Two weeks ago I was back at Spec Savers selecting new frames. Ten years since my surgery and I’ve been struggling to see tram stops, supermarket isle signs and lights while driving at night. Even my own film on the big screen seemed blurred and bad quality. As I squinted my eyes and shuffled closer to the screen I noticed my eyes that were the problem, not the TV or the DVD quality. What I had been denying the last few months was true; I needed glasses again for long distance, driving, and watching screens.
I didn’t feel attractive wearing glasses.
I made and appointment for an eye check and a week later I picked up my frames just before I was due to meet a client to shoot a promo video. I popped them on and smiled all the way to the gig. I loved the look of my Love Moschino frames on my face ― I felt attractive and interesting. Glasses can show your personality through the frames style you choose plus make you look mysterious.

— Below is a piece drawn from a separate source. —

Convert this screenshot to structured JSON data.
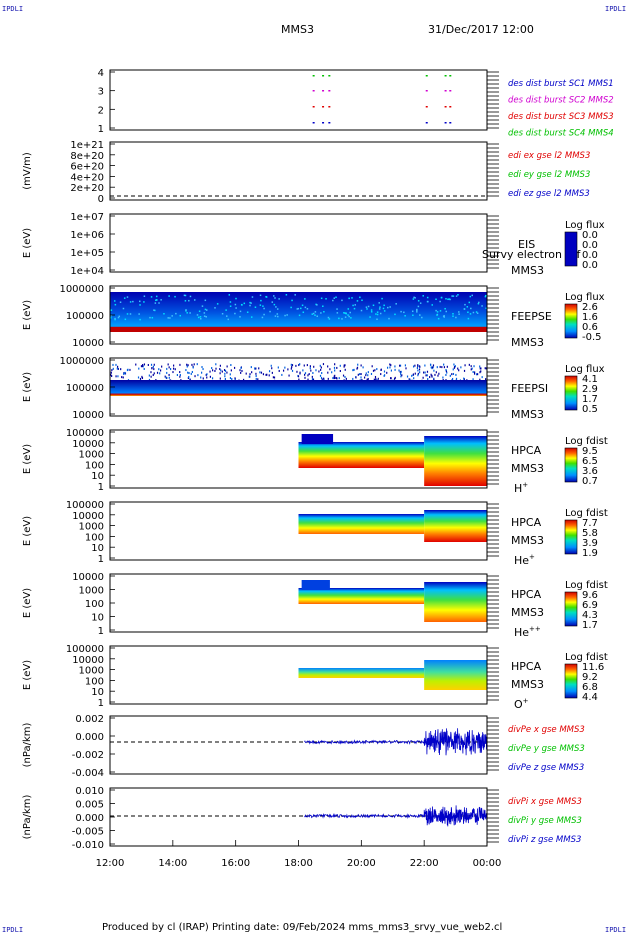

But I’ve never understood TV, film and advertising making a connection with wearing glasses to nerds or educated people. Nerds don’t choose to wear glasses to look smart or fit in, people who wear glasses are shortsighted or have cataracts and need them to see. Surprise! You don’t become super smart once you put glasses on.
The fantasy of the hot librarian who prances around in her tight pencil skirt, unpins her bun and throws her glasses off to reveal a goddess in waiting annoys me too. This female character stereotype is was always easy to spot – Cameron Diaz as Elizabeth Hasley from Bad Teacher or the not so easy to spot Michelle Pfeiffer as Selina Kyle/Catwoman from 1992’s Batman Returns.
Thinking back to growing up wearing glasses and the female characters who, like myself wore glasses on TV shows, in movies or cartoons, they were mostly the nerd of the group or duo ―-Velma Dinkley from Scooby-Doo, Enid from Ghost World and Natalie from House Bunny fit the stereotype well. The popular girls however do not wear glasses and the boys are not attentive to the girls who did, unless they were transformed into beautiful swans, sans spectacles- Mia Thermopolis from The Princess Diaries is a strong example.
On rare occasions the quirky girl wearing glasses is the lead character given kooky, individual traits which in turn make her fun and interesting, as demonstrated by Zooey Deschanel playing teacher Jess Day in New Girl. My favorite girl with glasses is Daria, in the cartoon of the same name. She’s the lead and the show is based around Daria’s dry humor and her cynical nature justified by teen angst. Daria is the nerd who refuses to fit in and often makes fun of her popular sister, who is written as the classic American ‘it’ girl.
As expected most portrayals of the smart female character with glasses show her as a conservative secretary, teacher or a scientist. Amy Farrah Fowler from The Big Bang Theory is a neurobiologist and in Legally Blonde 2 Reese Witherspoon plays Elle Woods, a law student donning glasses in an attempt to look smart, feeding the idea that glasses do that for you and people take you seriously with glasses.
How to Marry a Millionaire ends with Pola discovering that men are attentive to girls who wear glasses after landing a man who informs her that the statement is redundant. What I enjoyed about Pola was that she wasn’t the typical stereotype of a girl wearing glasses ― she was an attractive model among model friends, she wasn’t smart but she was physically desirable and funny.
Maybe since that 1953 film, portrayals of female stereotypes with glasses have been inflated to the extent of totally predictable making characters written easier for the viewer to identify as a nerd or popular person. If you ask me it’s a cope out. Show me female superheros and sex workers wearing glasses and show me athletes or rock chicks wearing glasses leading bands ― just don’t show me any more librarians and scientists with glasses or teachers ― it’s been done to death and us spectacle wearers deserve better.